Writing With Malice Aforethought revealed a treasury of surprises for me. Authors like to believe they create their worlds but truthfully, characters sometimes hijack their own stories. While planning the third novel in the Meredith Ryan series, I knew I wanted to have a bit of romantic interest between the two lead characters, Meredith and her partner Nick Reyes. While I’m an inveterate outliner, I always leave enough room for detours. They changed direction on me a few times in the previous novel and felt I had to let them do the same again. They did. And boy, did they surprise me. Especially the ending.
The plot revolves around a murder in the beautiful rural countryside of Sonoma County (California). The homicide takes the deputies into the remote hills where they discover an active militia planning an insidious attack on the local population. Even though I wrote this in 2017, the story could be “ripped from today’s headlines.” Using the Southern Poverty Law Center, a periodical that tracks hate crimes and anti-government movements, it was easy to dream up the fictitious domestic terrorists. Seeing parts of the story come true has been shocking.
Another eerie component which the author had little control over was the climax. Let me explain: It was October 2017. Using my retired firefighter husband as the best resource, I steered my hero into a chase scene taking place during a huge wildfire in the Sonoma County hills. I recall asking him about wildland fires-how they start and grow, what they feel like, the heat, the smoke, and flying embers...
While taking notes, I looked out a window and saw smoke. Not just smoke but a wall of it. A fire had started at Sears Point Raceway mere miles from our Petaluma home. My husband, who is not an alarmist, said to me, “If the wind is right, this fire can come right up to our back door.”

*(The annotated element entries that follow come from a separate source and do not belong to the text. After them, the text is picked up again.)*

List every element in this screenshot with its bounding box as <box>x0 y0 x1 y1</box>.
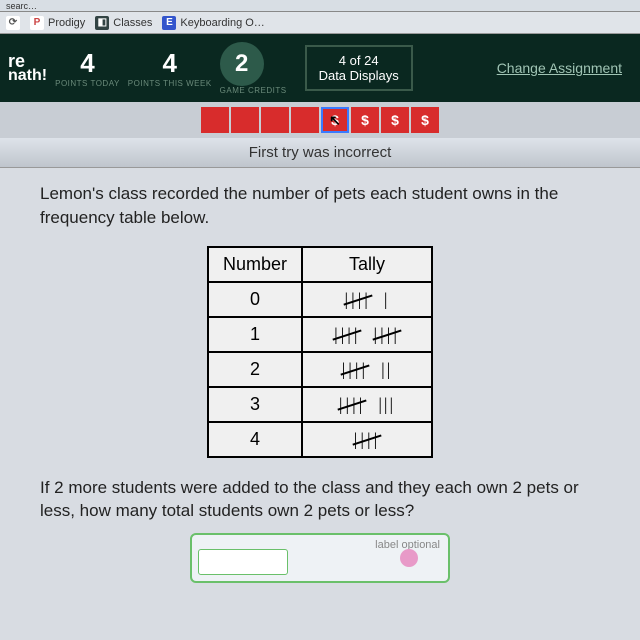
table-header-tally: Tally <box>302 247 432 282</box>
feedback-bar: First try was incorrect <box>0 138 640 168</box>
frequency-table: Number Tally 0|||| |1|||| ||||2|||| ||3|… <box>207 246 433 458</box>
answer-input[interactable] <box>198 549 288 575</box>
bookmark-item[interactable]: ◧ Classes <box>95 16 152 30</box>
search-placeholder: searc… <box>6 1 37 11</box>
number-cell: 2 <box>208 352 302 387</box>
table-row: 4|||| <box>208 422 432 457</box>
progress-box[interactable]: 4 of 24 Data Displays <box>305 45 413 91</box>
content-area: Lemon's class recorded the number of pet… <box>0 168 640 640</box>
feedback-text: First try was incorrect <box>249 144 392 161</box>
app-logo: re nath! <box>8 53 47 84</box>
indicator-incorrect[interactable] <box>261 107 289 133</box>
question-text: Lemon's class recorded the number of pet… <box>40 182 600 230</box>
indicator-upcoming[interactable]: $ <box>411 107 439 133</box>
number-cell: 4 <box>208 422 302 457</box>
number-cell: 0 <box>208 282 302 317</box>
followup-text: If 2 more students were added to the cla… <box>40 476 600 524</box>
change-assignment-link[interactable]: Change Assignment <box>497 60 622 76</box>
progress-count: 4 of 24 <box>319 53 399 68</box>
bookmark-label: Keyboarding O… <box>180 17 264 29</box>
indicator-incorrect[interactable] <box>201 107 229 133</box>
bookmark-label: Prodigy <box>48 17 85 29</box>
table-row: 2|||| || <box>208 352 432 387</box>
bookmark-label: Classes <box>113 17 152 29</box>
browser-chrome: searc… <box>0 0 640 12</box>
tally-cell: |||| || <box>302 352 432 387</box>
stat-value: 4 <box>55 48 120 79</box>
bookmark-bar: ⟳ P Prodigy ◧ Classes E Keyboarding O… <box>0 12 640 34</box>
logo-bottom: nath! <box>8 69 47 83</box>
answer-box[interactable]: label optional <box>190 533 450 583</box>
tally-cell: |||| | <box>302 282 432 317</box>
credits-bubble: 2 <box>220 42 264 86</box>
bookmark-item[interactable]: P Prodigy <box>30 16 85 30</box>
progress-topic: Data Displays <box>319 68 399 83</box>
tally-cell: |||| ||| <box>302 387 432 422</box>
stat-credits: 2 GAME CREDITS <box>220 42 287 95</box>
bookmark-icon: ◧ <box>95 16 109 30</box>
table-row: 1|||| |||| <box>208 317 432 352</box>
drag-handle-icon[interactable] <box>400 549 418 567</box>
indicator-current[interactable]: $ <box>321 107 349 133</box>
stat-points-week: 4 POINTS THIS WEEK <box>128 48 212 88</box>
bookmark-icon: P <box>30 16 44 30</box>
indicator-upcoming[interactable]: $ <box>381 107 409 133</box>
table-header-number: Number <box>208 247 302 282</box>
number-cell: 1 <box>208 317 302 352</box>
bookmark-item[interactable]: ⟳ <box>6 16 20 30</box>
stat-label: GAME CREDITS <box>220 86 287 95</box>
indicator-incorrect[interactable] <box>291 107 319 133</box>
tally-cell: |||| <box>302 422 432 457</box>
indicator-bar: $$$$ <box>0 102 640 138</box>
bookmark-icon: ⟳ <box>6 16 20 30</box>
stat-points-today: 4 POINTS TODAY <box>55 48 120 88</box>
stat-value: 4 <box>128 48 212 79</box>
table-row: 3|||| ||| <box>208 387 432 422</box>
bookmark-icon: E <box>162 16 176 30</box>
indicator-upcoming[interactable]: $ <box>351 107 379 133</box>
number-cell: 3 <box>208 387 302 422</box>
table-row: 0|||| | <box>208 282 432 317</box>
app-header: re nath! 4 POINTS TODAY 4 POINTS THIS WE… <box>0 34 640 102</box>
tally-cell: |||| |||| <box>302 317 432 352</box>
bookmark-item[interactable]: E Keyboarding O… <box>162 16 264 30</box>
stat-label: POINTS THIS WEEK <box>128 79 212 88</box>
indicator-incorrect[interactable] <box>231 107 259 133</box>
stat-label: POINTS TODAY <box>55 79 120 88</box>
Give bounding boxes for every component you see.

Thankfully, the local firefighters put that fire out fast. But the smoke didn’t dissipate. It grew thicker. Overnight, the Tubbs Fire in Santa Rosa, seventeen miles north of our home had erupted and caused catastrophic loss of life and property damage. This was the atmosphere in which I wrote the climax. I followed my outline, but drafting the story haunted me along with the smoke outside and my husband’s recollections. It was creepy.
I often use natural disasters in my books. They are compelling plot twists that go beyond character. By Force or Fear had a flood, a mudslide from torrential rains appears in Intent to Hold, and this wildfire in With Malice Aforethought. All these incidents have an impact on the characters in the story.
But by far, the wildfire in With Malice Aforethought is the eeriest.